Location
- Pound Road Oldbury, West Midlands, B68 8NE England
- 52°28′49″N 2°00′36″W﻿ / ﻿52.4802°N 2.0101°W

Information
- Type: Academy
- Local authority: Sandwell
- Department for Education URN: 137701 Tables
- Ofsted: Reports
- Head teacher: Barry Morley
- Gender: Mixed
- Age: 11 to 16
- Enrolment: 1341
- Website: https://oldburyacademy.com

= Oldbury Academy =

Oldbury Academy (formerly Oldbury College of Sport) is a mixed secondary school and former sixth form located in Oldbury, West Midlands, England. It opened as a merger of Warley High School (formerly Oldbury Tech) and Langley High School (formerly Oldbury Grammar) on 1 January 1999. The head teacher, John Martin, led the merger of the two schools from 1983 until 1999. Phil Shackleton took over as head teacher until summer 2024, when he became executive head teacher for Stour Vale Academy Trust, which he had led the school into a few years earlier. Since September 2024, the school has been led by head teacher Mr. B Morley, who joined the school from Windsor Academy in Halesowen, where he was the Deputy head teacher. The school is also aiming to provide students a "nutritious" start to the day by handing out free bagels at the start of every school day, as part of the National School Breakfast Programme.

==Awards==
The school has aimed to achieve the National Healthy Schools Award by bringing catering in-house and teaching the benefits of healthy living in lessons throughout the curriculum.
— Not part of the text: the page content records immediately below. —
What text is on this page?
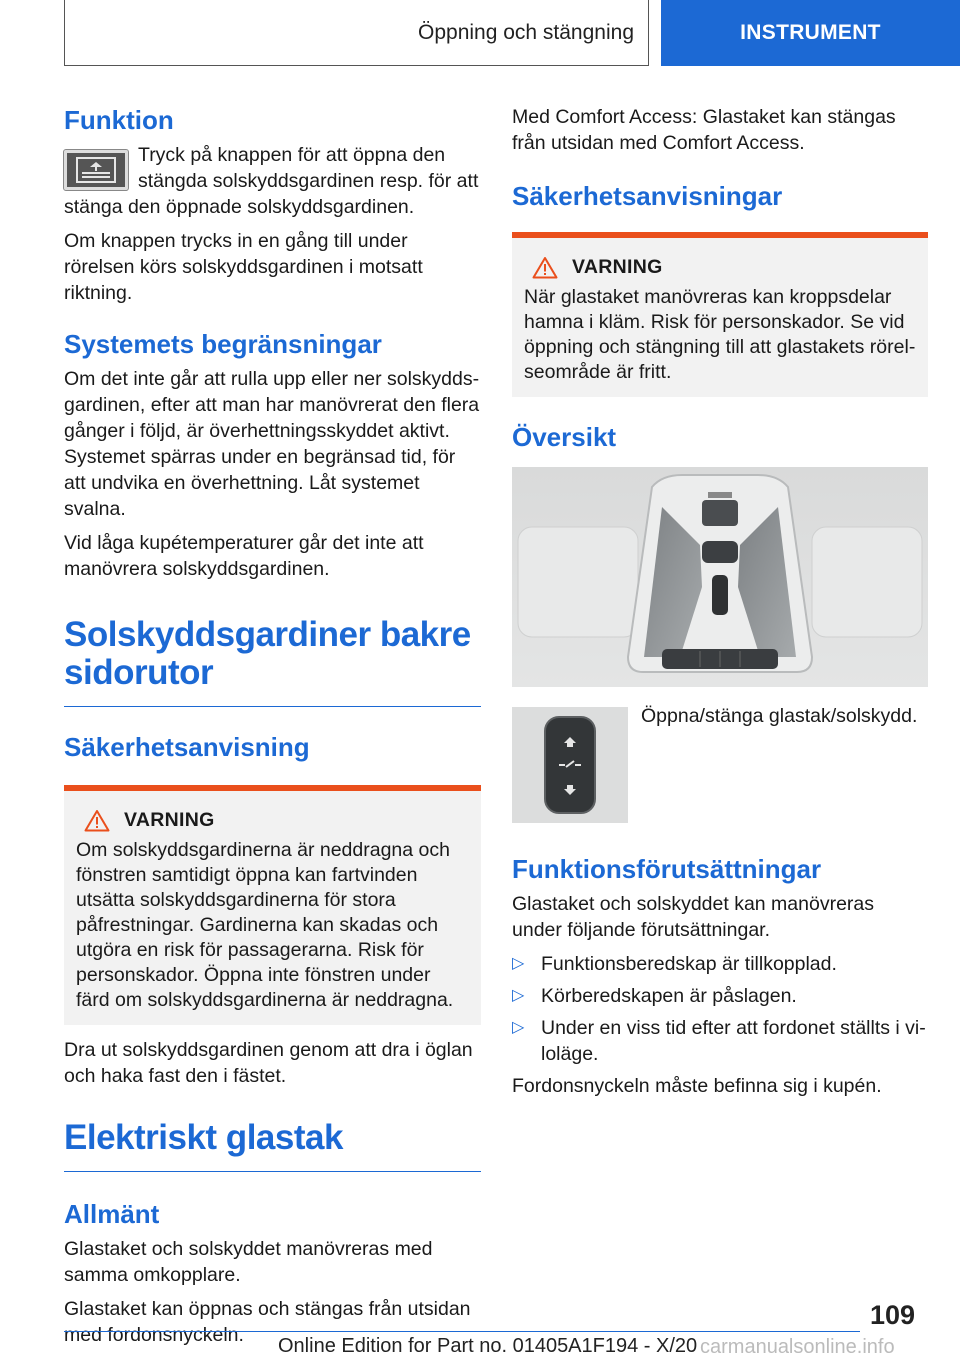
Öppning och stängning	INSTRUMENT
Funktion

Tryck på knappen för att öppna den stängda solskyddsgardinen resp. för att stänga den öppnade solskyddsgardinen.

Om knappen trycks in en gång till under rörelsen körs solskyddsgardinen i motsatt riktning.

Systemets begränsningar

Om det inte går att rulla upp eller ner solskyddsgardinen, efter att man har manövrerat den flera gånger i följd, är överhettningsskyddet aktivt. Systemet spärras under en begränsad tid, för att undvika en överhettning. Låt systemet svalna.

Vid låga kupétemperaturer går det inte att manövrera solskyddsgardinen.

Solskyddsgardiner bakre sidorutor
Säkerhetsanvisning
VARNING

Om solskyddsgardinerna är neddragna och fönstren samtidigt öppna kan fartvinden utsätta solskyddsgardinerna för stora påfrestningar. Gardinerna kan skadas och utgöra en risk för passagerarna. Risk för personskador. Öppna inte fönstren under färd om solskyddsgardinerna är neddragna.

Dra ut solskyddsgardinen genom att dra i öglan och haka fast den i fästet.

Elektriskt glastak
Allmänt

Glastaket och solskyddet manövreras med samma omkopplare.

Glastaket kan öppnas och stängas från utsidan med fordonsnyckeln.

Med Comfort Access: Glastaket kan stängas från utsidan med Comfort Access.

Säkerhetsanvisningar
VARNING

När glastaket manövreras kan kroppsdelar hamna i kläm. Risk för personskador. Se vid öppning och stängning till att glastakets rörelseområde är fritt.

Översikt

Öppna/stänga glastak/solskydd.

Funktionsförutsättningar

Glastaket och solskyddet kan manövreras under följande förutsättningar.

▷ Funktionsberedskap är tillkopplad.
▷ Körberedskapen är påslagen.
▷ Under en viss tid efter att fordonet ställts i viloläge.

Fordonsnyckeln måste befinna sig i kupén.

109
Online Edition for Part no. 01405A1F194 - X/20 carmanualsonline.info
As part of the school's emphasis on sports, it has been awarded funding for a School Sport Coordinator scheme. During the summer months, the school is host to West Bromwich Albion F.C. soccer camps. The school also offers numerous sporting activities throughout the year.

==Controversy==

It was reported in June 2013 that Birmingham University lecturer, Christopher Hill, had written to Education Secretary, Michael Gove, claiming the school was offering unfair £200 'incentives' for certain pupils to gain a C grade in GCSE English and Maths at a potential cost of £10,000. Michael Gove took no action. Headmaster John Martin publicly acknowledged the scheme but put the cost at £400 for the year and hailed it a success.